'Unsolved Mysteries' Returns to Its Outrageous Roots With the Berkshires UFO Episode
Sometimes you just want to hear about a good old-fashioned alien abduction.
Ever since it first premiered back in 1987, Unsolved Mysteries has promised a reliably bizarre mix of the unexpected. The often cheesy, always entertaining version of the show, hosted by the deep-voiced actor Robert Stack (who took over narration duties after three initial primetime specials featuring actors Raymond Burr and Karl Madden), proudly showcased a variety of cases, mixing violent crimes, paranormal incidents, unexplained bits of history, and even quasi-heart-warming tales of "Lost Love." And, yes, that occasionally included UFO sightings and other alien encounters.
In many ways, Netflix's reboot of the series is a reinvention of the original, ditching the host, refining the reenactments, focusing more on interviews, and zeroing in on a single case for each episode. (At least they kept the unsettling synth-powered theme music.) Working with Stranger Things producer Shawn Levy's production company, co-creators John Cosgrove and Terry Dunn Meurer embraced what they've referred to as a "pure documentary style," one that's more likely to click with contemporary audiences hooked on true-crime podcasts and HBO documentaries. You won't catch the next Matthew McConaughey making his screen debut in the reboot.
Most of the episodes, especially "Mystery on the Rooftop" and "House of Terror," fall solidly in the true-crime/murder-show genre (and more episodes are on the way), but, thankfully, the producers didn't totally abandon extraterrestrials. While "Berkshires UFO," the episode that focuses on a high number of UFO sightings in Massachusetts on a quiet night in 1969, might at first look and feel like a drastic tonal shift from the more conventional true-crime episodes of this season, especially for younger viewers unfamiliar with the topics covered in the original, it provides a necessary connection to the show's otherworldly past.

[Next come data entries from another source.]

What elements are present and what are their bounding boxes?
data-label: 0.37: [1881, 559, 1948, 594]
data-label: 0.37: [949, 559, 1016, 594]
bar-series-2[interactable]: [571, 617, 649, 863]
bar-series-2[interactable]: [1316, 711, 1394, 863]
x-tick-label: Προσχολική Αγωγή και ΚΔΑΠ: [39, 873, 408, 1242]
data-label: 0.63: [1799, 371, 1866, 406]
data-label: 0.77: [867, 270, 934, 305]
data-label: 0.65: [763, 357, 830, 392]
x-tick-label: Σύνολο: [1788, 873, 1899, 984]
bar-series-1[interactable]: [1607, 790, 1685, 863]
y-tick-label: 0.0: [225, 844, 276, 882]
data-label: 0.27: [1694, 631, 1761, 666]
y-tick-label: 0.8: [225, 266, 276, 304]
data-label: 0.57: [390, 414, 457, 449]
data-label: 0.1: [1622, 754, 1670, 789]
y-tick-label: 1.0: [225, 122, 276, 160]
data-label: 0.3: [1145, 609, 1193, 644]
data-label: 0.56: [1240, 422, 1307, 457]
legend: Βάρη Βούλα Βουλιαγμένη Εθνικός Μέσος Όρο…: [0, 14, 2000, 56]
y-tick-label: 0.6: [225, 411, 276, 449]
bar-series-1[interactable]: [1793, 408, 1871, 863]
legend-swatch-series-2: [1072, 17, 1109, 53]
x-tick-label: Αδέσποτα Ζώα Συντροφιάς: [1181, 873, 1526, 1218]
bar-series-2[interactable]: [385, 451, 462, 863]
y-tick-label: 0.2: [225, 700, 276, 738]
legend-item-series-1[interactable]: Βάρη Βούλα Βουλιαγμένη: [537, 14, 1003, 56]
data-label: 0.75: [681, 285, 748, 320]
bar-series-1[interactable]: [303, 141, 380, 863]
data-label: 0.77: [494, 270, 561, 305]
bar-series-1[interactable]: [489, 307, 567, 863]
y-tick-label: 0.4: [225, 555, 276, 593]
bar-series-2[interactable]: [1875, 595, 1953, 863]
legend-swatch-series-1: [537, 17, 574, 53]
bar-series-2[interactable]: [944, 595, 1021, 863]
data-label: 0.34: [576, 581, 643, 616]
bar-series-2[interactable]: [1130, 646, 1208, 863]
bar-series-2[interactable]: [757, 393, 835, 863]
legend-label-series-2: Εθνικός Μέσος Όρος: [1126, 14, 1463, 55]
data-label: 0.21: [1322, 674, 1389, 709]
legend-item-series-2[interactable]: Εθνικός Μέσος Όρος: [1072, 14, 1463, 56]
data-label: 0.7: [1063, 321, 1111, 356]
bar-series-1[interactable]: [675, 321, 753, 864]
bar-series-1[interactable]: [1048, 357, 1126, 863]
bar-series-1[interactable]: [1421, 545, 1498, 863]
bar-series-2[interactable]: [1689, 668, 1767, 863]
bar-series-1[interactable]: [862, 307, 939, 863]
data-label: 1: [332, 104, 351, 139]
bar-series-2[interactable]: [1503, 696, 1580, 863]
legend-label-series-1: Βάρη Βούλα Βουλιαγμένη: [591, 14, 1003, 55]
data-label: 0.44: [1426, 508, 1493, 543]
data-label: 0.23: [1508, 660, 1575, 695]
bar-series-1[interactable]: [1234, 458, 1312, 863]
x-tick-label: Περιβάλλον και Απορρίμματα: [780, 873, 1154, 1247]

For UFO obsessives -- or fans of The X-Files -- many elements of the specific abduction stories that the episode focuses on will be familiar. Thom Reed, one of the prominently featured interview subjects, also told his story in an episode of History Channel's Ancient Aliens, which includes a more specific description of the creatures themselves, and has made numerous media appearances over the years, spreading the word about the incident. The event itself is a well-known part of American UFO lore, legitimized at the International UFO Museum and Research Center in Roswell, New Mexico, and by the state of Massachusetts itself. Like many of the stories featured on the show, much of the information itself is not entirely new; it's just being delivered to a larger audience via Netflix's enormous global platform.
But by applying a more restrained, less sensationalized documentary approach, rejecting the often garish computer-generated imagery of shows like Ancient Aliens, director Marcus A. Clarke, who also helmed the opening episode about the death of Rey Rivera, brings a touch of gravitas to the narrative. Similarly, the decision to feature interviews with the police, who have no record of reports filed during the night of the incident, and a local newspaper publisher, who finds no mention of it in his archive from the period, displays a willingness to look at the story from a more skeptical perspective. At the same time, those sections also show how stories of alien encounters are often treated with a great degree of incredulity by authority figures, dismissed by the official record and passed down through less traditional forms of media.
The less judgmental, more empathetic tone of the episode is perhaps reflective of a subtle shift in the way stories about possible UFO encounters are presented in the mainstream media. As one of the interview subjects in the episode points out, the New York Times has reported on a situation involving Navy pilots encountering "strange objects" in the sky. The stories arrive with all the necessary caveats, including quotes from skeptical experts, but the headlines are framed in a way that often makes them irresistible to anyone with a passing interest in UFOs. (A recent piece in Wired criticized the "thinly-sourced and slanted reporting" of many of these stories and asked "Will The New York Times Ever Stop Reporting on UFOs?") In some ways, the world is finally catching up with the unapologetically out-there sensibility of Unsolved Mysteries, making its pop culture comeback feel all but inevitable.